In fact, for years, people who leased over and over just turned their leased vehicles in without even checking the value. Everybody in the industry knew there was no need; the value was ALWAYS less than the residual value with rare exception, but all that has changed now and I am seeing more and more people who have money left over and don’t realize it.
Two factors have contributed to this new phenomenon of lease-end equity. First, vehicles coming off lease today had realistic residual values when the lease was started. For years, many manufacturers inflated residual values to make payments lower, but that came back to bite them and they stopped this practice. Secondly, the sky-high used car values I have been telling you about are aiding in helping people pocket cash at the end of their lease.
Looking to the future, I see the used car shortage and high values to continue for at least another year. Lower new vehicle sales mean fewer trade-ins in the future. This creates a shortage of used cars and makes values remain at peaks. Most of the vehicles being traded today were bought in the 2008 to 2009 timeframe, both low volume years for the auto industry.
One thing is for sure, lease companies today want you to turn in your vehicle at the end of your lease. There is nothing they would love more than to take it to auction and pocket your equity. This is a reversal of epic proportion. Just a year or so ago, they were enticing you to purchase your lease car with low interest rates and other offers. At that time, they did not want your lease car back, knowing they had a deep loss coming.
In addition to looking closely at your current lease if you are in one, bear in mind that if there is equity, that money is yours. You can even take it in cash to help with some other bills you might have, or use it toward your next lease or purchase.
I would tell you too that if you are in the market, and are not a high mileage driver, you should look hard at leasing in this climate. After hitting a six-year low in 2009, leasing has gained momentum each year since then. Right now, leasing stands at around 30% of the new vehicles sold in 2011.
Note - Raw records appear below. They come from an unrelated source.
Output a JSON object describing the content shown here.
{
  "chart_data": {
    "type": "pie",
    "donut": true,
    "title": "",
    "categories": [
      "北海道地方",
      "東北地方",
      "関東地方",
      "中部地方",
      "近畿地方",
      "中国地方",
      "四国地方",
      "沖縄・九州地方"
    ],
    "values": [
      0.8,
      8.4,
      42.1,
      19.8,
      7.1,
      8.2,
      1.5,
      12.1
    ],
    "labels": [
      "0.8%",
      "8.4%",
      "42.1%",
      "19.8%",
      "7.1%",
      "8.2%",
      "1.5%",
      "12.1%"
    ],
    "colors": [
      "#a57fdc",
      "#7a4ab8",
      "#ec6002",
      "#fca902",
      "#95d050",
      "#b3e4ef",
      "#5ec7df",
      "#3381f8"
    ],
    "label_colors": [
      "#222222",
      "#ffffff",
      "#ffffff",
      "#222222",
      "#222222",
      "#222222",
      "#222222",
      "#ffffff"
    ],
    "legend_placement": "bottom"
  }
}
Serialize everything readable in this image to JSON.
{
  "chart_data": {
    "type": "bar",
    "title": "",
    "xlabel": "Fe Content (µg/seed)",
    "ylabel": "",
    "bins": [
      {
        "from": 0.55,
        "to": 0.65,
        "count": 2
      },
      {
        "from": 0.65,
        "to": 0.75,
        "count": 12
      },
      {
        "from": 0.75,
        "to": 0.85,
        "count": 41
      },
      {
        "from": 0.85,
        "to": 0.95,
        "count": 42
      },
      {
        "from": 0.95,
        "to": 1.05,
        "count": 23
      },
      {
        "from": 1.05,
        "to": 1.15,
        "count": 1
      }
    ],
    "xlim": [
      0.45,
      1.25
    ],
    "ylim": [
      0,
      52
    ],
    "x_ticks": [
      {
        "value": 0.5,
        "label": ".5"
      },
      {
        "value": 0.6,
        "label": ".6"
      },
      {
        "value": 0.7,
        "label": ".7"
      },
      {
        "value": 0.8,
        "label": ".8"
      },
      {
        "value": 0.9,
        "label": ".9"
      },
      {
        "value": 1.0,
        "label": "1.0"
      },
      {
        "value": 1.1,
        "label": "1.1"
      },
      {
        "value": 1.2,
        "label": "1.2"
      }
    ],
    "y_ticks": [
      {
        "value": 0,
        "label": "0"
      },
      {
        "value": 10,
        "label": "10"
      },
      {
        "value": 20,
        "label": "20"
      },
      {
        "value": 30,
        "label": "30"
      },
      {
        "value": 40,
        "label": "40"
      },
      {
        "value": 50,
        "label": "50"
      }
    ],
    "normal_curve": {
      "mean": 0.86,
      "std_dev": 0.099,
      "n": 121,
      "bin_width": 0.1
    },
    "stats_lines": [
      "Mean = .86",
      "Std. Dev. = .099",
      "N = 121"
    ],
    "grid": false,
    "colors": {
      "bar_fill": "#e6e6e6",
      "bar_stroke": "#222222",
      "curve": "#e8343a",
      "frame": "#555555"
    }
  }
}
Just about all the automakers have lease specials right now that are intended to lower lease payments. Even the domestic car companies are getting back into it. These incentives will give you a lower lease payment or allow you to get a nicer car than previously thought. Plus you only pay for the best part of the vehicle; its first three years and you avoid a lot of the maintenance costs you have to absorb when you buy.
With the exception of people who drive more than 15,000 miles per year, I think smart money today is on leasing.